# Total heatwave exposures

From the health system perspective, we'd like to know not just exposures to change (which in the climate perspective is useful to demonstrate that  HWs are really forming a trend relative to the null hypothesis of being normally distributed around 0) - but the absolute values with the idea to know a) how big is this change from 'normal' and b) how it compares to what we already cope with. More generally the idea is that if you measure millions more exposure days but on a total value of billions, then even if you pick out a statistucally significant trend you might not (from the policy POV) care that much. On the other hand if you are talking 2x historical it's an issue.

The ideal is to show 'percentage change' rel. to a baseline. the problem is the population data doesn't exist and even if it does, it doesn't make sense to average over 20years like we do for climatologies.

The first step is to just calculate absolute valeus - these aren't too problematic since anyway the 'HW delta' is kinda double-normalising since we 1x used 20y period for climatology then again for the baseline of the delta. Just plotting then the time series gives a pretty good idea of where you stand relative to'normal'

The next idea is to copy how GDP is presented as a percentage year-to-year. Since it doesn't make sense with pop to normalise to a baseline period, and it's very arbitrary to pick one year of period, instead plot the percentage change from previous year (e.g. https://fred.stlouisfed.org/graph/?g=eUmi)


In [1]:
from pathlib import Path
import numpy as np
import pandas as pd

import xarray as xr
import matplotlib.pyplot as plt
import matplotlib.colors as colors

from cartopy import crs as ccrs
from scipy import stats

import os
import sys

project_path = os.path.abspath(os.path.join('..', '..'))
if project_path not in sys.path:
    sys.path.insert(0, project_path)

from source.config import DATA_SRC, POP_DATA_SRC, WEATHER_SRC


In [2]:
# Figure settings
plt.rcParams['figure.dpi'] = 100
plt.rcParams['savefig.dpi'] = 300
plt.rcParams['figure.figsize'] = (5,2.5)
plt.rcParams['figure.titlesize'] = 'medium'
plt.rcParams['axes.titlesize'] = 'medium'
plt.rcParams['savefig.bbox'] = 'tight'

In [3]:
MAP_PROJECTION = ccrs.EckertIII()

In [4]:
MAX_YEAR = 2023
MIN_YEAR = 1980
REFERENCE_YEAR_START = 1986
REFERENCE_YEAR_END = 2005

RESULTS_FOLDER = DATA_SRC / 'lancet/results/results_2024/gpw_hw_exposure'





# Load Data

## Load population and demographic data

In [5]:
DEMOGRAPHICS_TOTALS_FILE = POP_DATA_SRC / 'hybrid_2023' / 'demographics_hybrid_1950_2020_15_min_era_compat.nc'

demographics_totals = xr.open_dataarray(DEMOGRAPHICS_TOTALS_FILE)
population_over_65 = demographics_totals.sel(age_band_lower_bound=65).sel(year=slice(1980,2020))

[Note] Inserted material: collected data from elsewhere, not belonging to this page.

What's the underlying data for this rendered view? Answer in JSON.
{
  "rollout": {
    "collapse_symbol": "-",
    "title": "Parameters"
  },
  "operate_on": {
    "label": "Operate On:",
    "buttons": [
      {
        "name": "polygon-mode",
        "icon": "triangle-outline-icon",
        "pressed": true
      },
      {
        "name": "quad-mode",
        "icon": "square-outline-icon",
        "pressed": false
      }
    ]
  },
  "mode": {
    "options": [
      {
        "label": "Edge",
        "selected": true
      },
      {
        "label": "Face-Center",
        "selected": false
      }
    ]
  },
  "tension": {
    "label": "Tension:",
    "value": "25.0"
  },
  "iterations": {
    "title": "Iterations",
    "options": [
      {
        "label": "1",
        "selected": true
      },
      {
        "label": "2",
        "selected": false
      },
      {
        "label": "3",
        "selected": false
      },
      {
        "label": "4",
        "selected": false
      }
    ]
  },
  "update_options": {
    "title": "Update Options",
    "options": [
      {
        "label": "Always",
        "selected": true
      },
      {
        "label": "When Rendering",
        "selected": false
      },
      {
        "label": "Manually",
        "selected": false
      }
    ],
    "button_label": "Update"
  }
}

infants_totals_file = POP_DATA_SRC / 'hybrid_2023' / 'infants_1950_2020_hybrid_15_min_era_compat.nc' # files generated for lancet report 2023
population_infants = xr.open_dataarray(infants_totals_file).sel(year=slice(1980,2020))

 Extrapolate demographic data to 2022

In [6]:
extrapolated_years = np.arange(2020+1, MAX_YEAR+1)

In [7]:
population_over_65 = xr.concat(
    [population_over_65, 
     population_over_65.interp(year=extrapolated_years, kwargs=dict(fill_value="extrapolate"))
    ], 'year').compute()

In [8]:
population_infants = (
    xr.concat([population_infants, 
               population_infants.interp(year=extrapolated_years, kwargs=dict(fill_value="extrapolate"))
              ], 'year').load())

In [9]:
population = xr.concat([population_infants, population_over_65], 
                      dim=pd.Index([0, 65], name='age_band_lower_bound'))

## Load heatwave lengths and counts data

> TODO would like to split this up into yearly files so I only need to re-do one year at a time...

In [11]:
HEATWAVE_FOLDER = DATA_SRC / 'lancet/results/results_2024'

heatwave_metrics_files = sorted((HEATWAVE_FOLDER / 'heatwave_days_era5').glob('*.nc'))
heatwave_metrics = xr.open_mfdataset(heatwave_metrics_files, combine='by_coords')

## Calculate some utility data

In [12]:
# Get the grid weighting factor from the latitude
cos_lat = np.cos(np.radians(heatwave_metrics.latitude))

# Calculate total exposures and save for all metrics

Because the calculation is the same for all metrics, we can calculated it once on the dataset and save

In [28]:
exposures_over65 = heatwave_metrics['heatwaves_days'].transpose('year','latitude','longitude') * population_over_65.transpose('year','latitude','longitude')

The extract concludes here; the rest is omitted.